The Republican lawmakers responded by saying that they needed concessions, the official said. Obama said he would consider what they want so long as they weren’t making demands as a condition for a spending bill that would allow federal agencies to resume operations.
Senator Ron Johnson, a Wisconsin Republican, said at a Bloomberg breakfast today that lawmakers were using the debt ceiling for leverage because “how else can you get those people -- the president, Democrats in the Senate and the House -- to come to the table and start working with you in good faith to solve a long-term problem?”
Under Boehner’s plan, the Treasury Department wouldn’t be able to use so-called extraordinary measures to further extend borrowing authority, creating a hard deadline, said Representative Tom Reed, a New York Republican.

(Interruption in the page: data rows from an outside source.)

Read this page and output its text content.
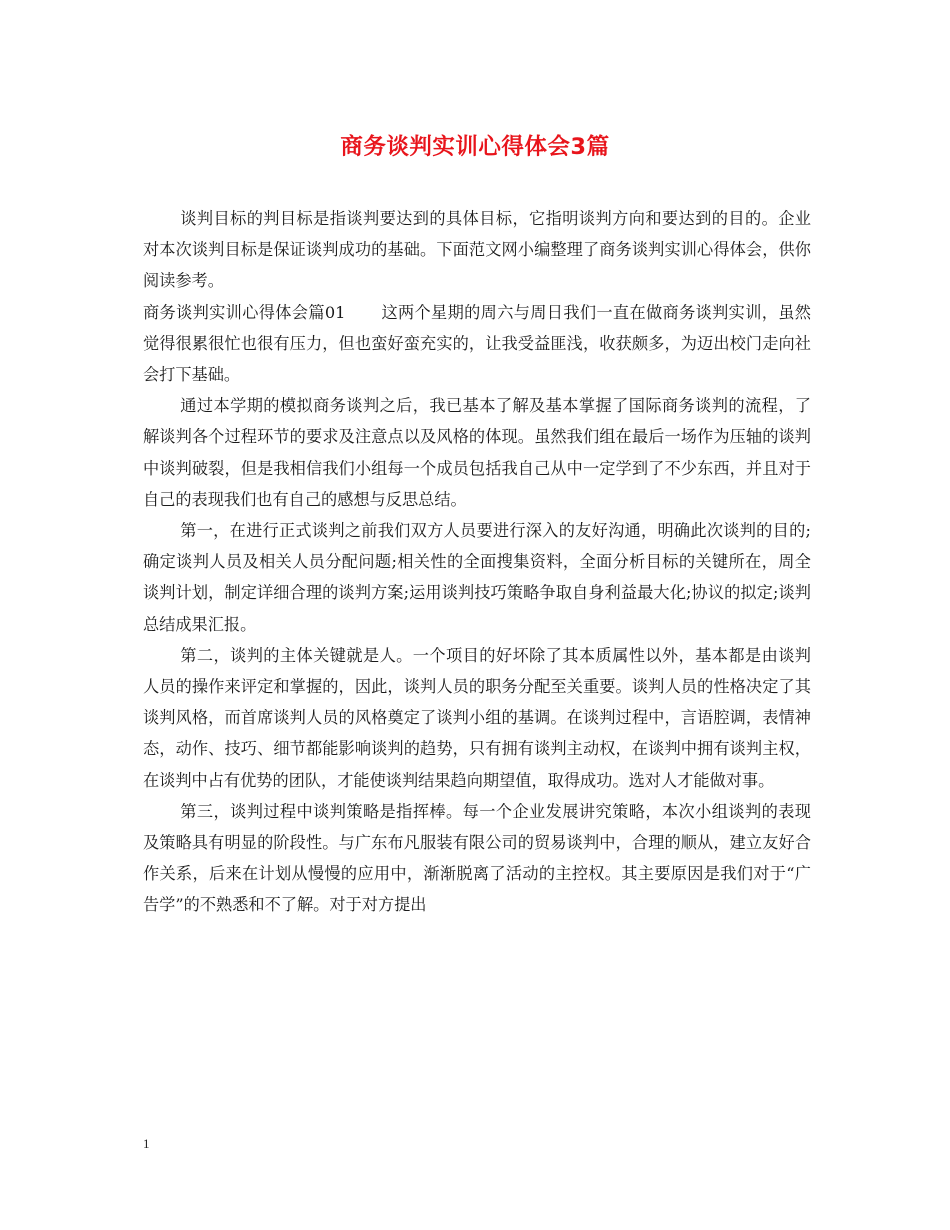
商务谈判实训心得体会3篇

谈判目标的判目标是指谈判要达到的具体目标，它指明谈判方向和要达到的目的。企业对本次谈判目标是保证谈判成功的基础。下面范文网小编整理了商务谈判实训心得体会，供你阅读参考。

商务谈判实训心得体会篇01 这两个星期的周六与周日我们一直在做商务谈判实训，虽然觉得很累很忙也很有压力，但也蛮好蛮充实的，让我受益匪浅，收获颇多，为迈出校门走向社会打下基础。

通过本学期的模拟商务谈判之后，我已基本了解及基本掌握了国际商务谈判的流程，了解谈判各个过程环节的要求及注意点以及风格的体现。虽然我们组在最后一场作为压轴的谈判中谈判破裂，但是我相信我们小组每一个成员包括我自己从中一定学到了不少东西，并且对于自己的表现我们也有自己的感想与反思总结。

第一，在进行正式谈判之前我们双方人员要进行深入的友好沟通，明确此次谈判的目的;确定谈判人员及相关人员分配问题;相关性的全面搜集资料，全面分析目标的关键所在，周全谈判计划，制定详细合理的谈判方案;运用谈判技巧策略争取自身利益最大化;协议的拟定;谈判总结成果汇报。

第二，谈判的主体关键就是人。一个项目的好坏除了其本质属性以外，基本都是由谈判人员的操作来评定和掌握的，因此，谈判人员的职务分配至关重要。谈判人员的性格决定了其谈判风格，而首席谈判人员的风格奠定了谈判小组的基调。在谈判过程中，言语腔调，表情神态，动作、技巧、细节都能影响谈判的趋势，只有拥有谈判主动权，在谈判中拥有谈判主权，在谈判中占有优势的团队，才能使谈判结果趋向期望值，取得成功。选对人才能做对事。

第三，谈判过程中谈判策略是指挥棒。每一个企业发展讲究策略，本次小组谈判的表现及策略具有明显的阶段性。与广东布凡服装有限公司的贸易谈判中，合理的顺从，建立友好合作关系，后来在计划从慢慢的应用中，渐渐脱离了活动的主控权。其主要原因是我们对于“广告学”的不熟悉和不了解。对于对方提出

1
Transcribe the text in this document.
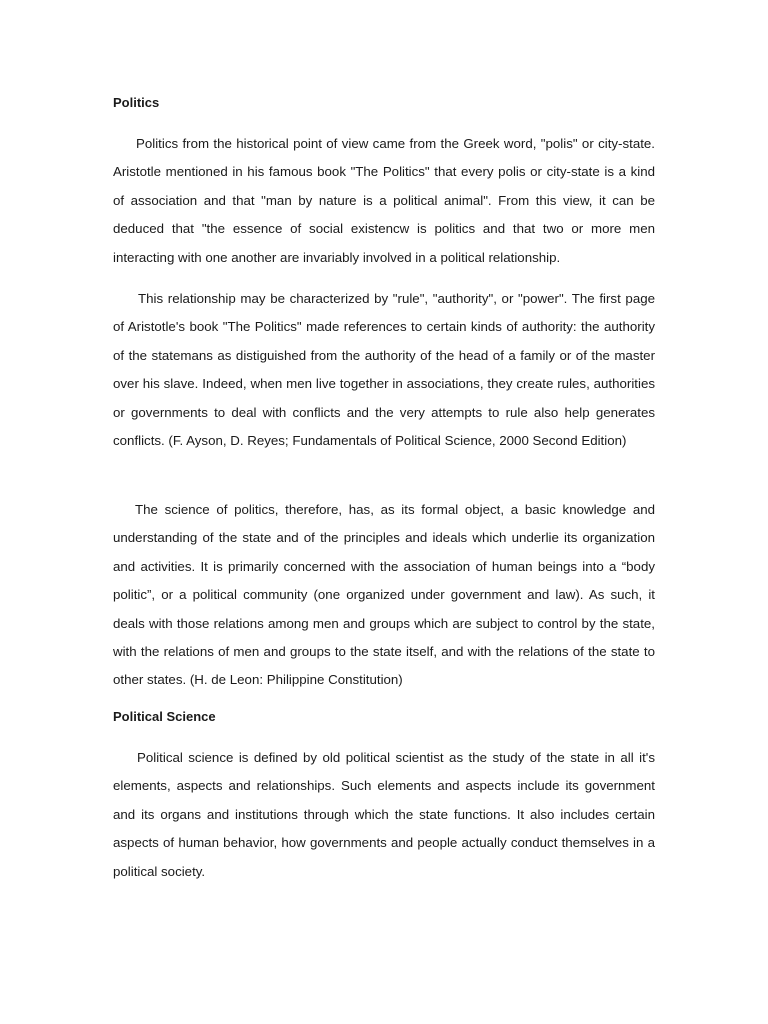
Politics

Politics from the historical point of view came from the Greek word, "polis" or city-state. Aristotle mentioned in his famous book "The Politics" that every polis or city-state is a kind of association and that "man by nature is a political animal". From this view, it can be deduced that "the essence of social existencw is politics and that two or more men interacting with one another are invariably involved in a political relationship.

This relationship may be characterized by "rule", "authority", or "power". The first page of Aristotle's book "The Politics" made references to certain kinds of authority: the authority of the statemans as distiguished from the authority of the head of a family or of the master over his slave. Indeed, when men live together in associations, they create rules, authorities or governments to deal with conflicts and the very attempts to rule also help generates conflicts. (F. Ayson, D. Reyes; Fundamentals of Political Science, 2000 Second Edition)

The science of politics, therefore, has, as its formal object, a basic knowledge and understanding of the state and of the principles and ideals which underlie its organization and activities. It is primarily concerned with the association of human beings into a “body politic”, or a political community (one organized under government and law). As such, it deals with those relations among men and groups which are subject to control by the state, with the relations of men and groups to the state itself, and with the relations of the state to other states. (H. de Leon: Philippine Constitution)

Political Science

Political science is defined by old political scientist as the study of the state in all it's elements, aspects and relationships. Such elements and aspects include its government and its organs and institutions through which the state functions. It also includes certain aspects of human behavior, how governments and people actually conduct themselves in a political society.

House Minority Leader Nancy Pelosi of California said ending the extraordinary measures “isn’t very smart” because it would limit Treasury’s flexibility.
If the U.S. fails to raise the debt limit by Oct. 17, the government will have $30 billion plus incoming revenue to pay its bills. It would start missing scheduled payments, including benefits, salaries and interest, between Oct. 22 and Oct. 31, according to the Congressional Budget Office.
Meanwhile, Senate Democrats are pressing ahead with their preferred plan, which would push the next debt-limit fight into 2015 and include no policy conditions. A test vote could occur tomorrow.
Democrats, who control 54 seats in the 100-member Senate, would need the support of at least six Republicans on procedural votes to pass their bill.
Reid’s proposal would suspend the debt ceiling through Dec. 31, 2014. Because the Treasury Department can use extraordinary measures to stave off default, another increase wouldn’t be needed until sometime in 2015. The previous debt-limit suspension expired on May 18 and the extraordinary measures are lasting five months.
Senate Republicans also are considering a plan, being developed by Susan Collins of Maine, that would pair provisions to raise the debt ceiling and end the shutdown with a repeal of a medical-device tax included in the Patient Protection and Affordable Care Act.
Democrats, even those who support repealing the medical device tax, have been adamant that they will refuse to do so as part of an agreement to end the shutdown or raise the debt ceiling.
A Wall Street Journal/NBC News poll released yesterday found that 53 percent of those surveyed blamed Republicans for the fiscal impasse, compared with 31 percent who blame Obama.
The shutdown would pare 0.2 percentage point from U.S. economic growth if it lasts through this week and as much as 0.5 point if it continues another two weeks, according to the median estimate in a Bloomberg survey of economists.
Republicans are debating what policy conditions they will insist upon. House Republicans are backing away from demanding major changes to the 2010 health-care law.
The government shutdown started Oct. 1 after Republicans insisted that further funding for many programs be tied to a one-year delay in the mandate that individuals lacking health insurance purchase it.